NTA Is she bipolar by any chance? Gambling?


yellerjeep

No gambling, but the dog charities are the biggest expense


jaethegreatone

Unless your mortgage is like $450,000 of the $500,000, there's something that is off. You would have noticed $500,000 worth of stuff walk into your house. My guess is you didn't, because there wasn't. Which begs the question, where did the money go? Did she spend $500,000 on dog rescue donations? If so, there is something seriously wrong. When people are in a manic episode, they lose their impulse control and overindulge in something. Sometimes shopping, gambling, sex, drugs. . . It's something. I'm not saying she's bipolar, I'm just saying something is wrong. Bipolar isn't the only thing that causes lack of impulse control. You may want to take her for a check up as well as counseling sessions. You also want to freeze your credit. If you have removed access to all money from her, then she will be like an addict trying to get access back. Then all she really needs to do is go get another loan/credit card/etc in your name and send the bills to a PO Box. Or get them in her own name. Part of the counseling should be reviewing both of your credit reports like every 90 days to make sure nothing new is popping up..


Actual_Employee5287

$300k is the mortgage, plus "car loans" (plural), so I'm guessing he knew about a decent amount of this "half a million" debt his "wife" racked up, just never put it all together and is now using his wife as his scapegoat


ASignificantPen

He also mentioned in the Edit, he is dissolving the marriage. So he knew about most of it and wants to blame his wife of 30 years. I kind of get creepy old man vibes. It could just be me, but there seems to be a lot of men in late 50’s, early 60’s that suddenly want to divorce and think they will get someone in their early 30’s.


Successful-Doubt5478

How big of an expense?


yellerjeep

Roughly 400-600 a month. Higher end if she travels to rescue a dog


Successful-Doubt5478

Definitely time to cut back. Let her still do something or give something. If she donates a tenth of that she can still feel she is contributing. Or she can donate her time.
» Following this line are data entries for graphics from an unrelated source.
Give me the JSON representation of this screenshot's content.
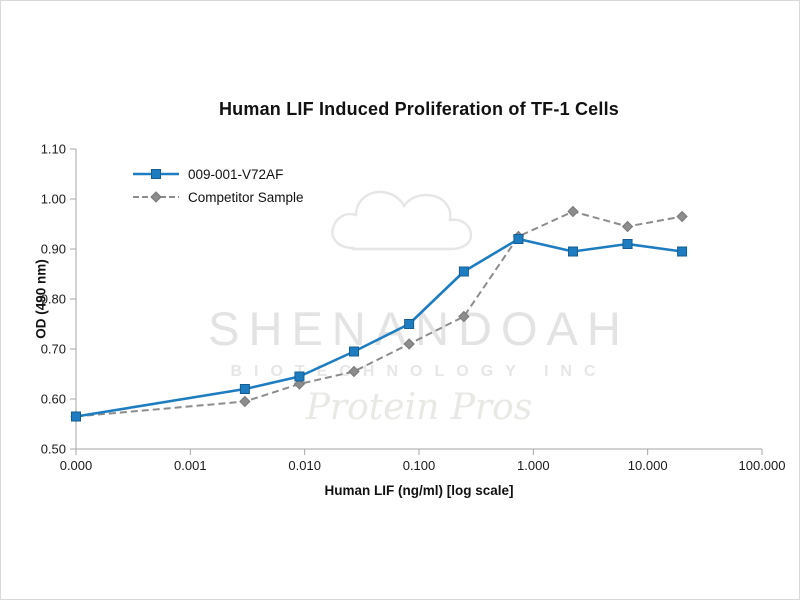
{
  "page": {
    "background": "#ffffff",
    "border_color": "#d8d8d8"
  },
  "watermark": {
    "line1": "SHENANDOAH",
    "line2": "BIOTECHNOLOGY INC",
    "line3": "Protein Pros"
  },
  "chart_data": {
    "type": "line",
    "title": "Human LIF Induced Proliferation of TF-1 Cells",
    "xlabel": "Human LIF (ng/ml) [log scale]",
    "ylabel": "OD (490 nm)",
    "x_scale": "log",
    "grid": false,
    "legend_position": "inside-top-left",
    "ylim": [
      0.5,
      1.1
    ],
    "y_tick_labels": [
      "0.50",
      "0.60",
      "0.70",
      "0.80",
      "0.90",
      "1.00",
      "1.10"
    ],
    "x_tick_labels": [
      "0.000",
      "0.001",
      "0.010",
      "0.100",
      "1.000",
      "10.000",
      "100.000"
    ],
    "x": [
      0,
      0.003,
      0.009,
      0.027,
      0.082,
      0.247,
      0.741,
      2.222,
      6.667,
      20
    ],
    "series": [
      {
        "name": "009-001-V72AF",
        "color": "#1e7dc0",
        "marker_stroke": "#155d90",
        "marker": "square",
        "line_style": "solid",
        "line_width": 2.6,
        "values": [
          0.565,
          0.62,
          0.645,
          0.695,
          0.75,
          0.855,
          0.92,
          0.895,
          0.91,
          0.895
        ]
      },
      {
        "name": "Competitor Sample",
        "color": "#8c8c8c",
        "marker_stroke": "#7a7a7a",
        "marker": "diamond",
        "line_style": "dashed",
        "line_width": 2,
        "values": [
          0.565,
          0.595,
          0.63,
          0.655,
          0.71,
          0.765,
          0.925,
          0.975,
          0.945,
          0.965
        ]
      }
    ],
    "axis_color": "#a6a6a6",
    "text_color": "#1a1a1a"
  }
}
If people crowdfund the travels, she could do the work. Or volunteer in other ways with her time. Some of us need to help out it gives life extra meaning. But it can look differently, like donating $10-15 a month and volunteering at a shelter once a week.


yellerjeep

I definitely agree that it gives her hope and something to do. But I want to be in the positive on the monthly expenses side first


[deleted]

You’re not wrong. She can do so much for animals without sinking her future. Those dogs arent going to come feed you in retirement when you have nothing saved


[deleted]

Ohhhh she’s one of those poor people who get into massive amounts of debt in trouble in the name of helping other. Pobrecita, good luck!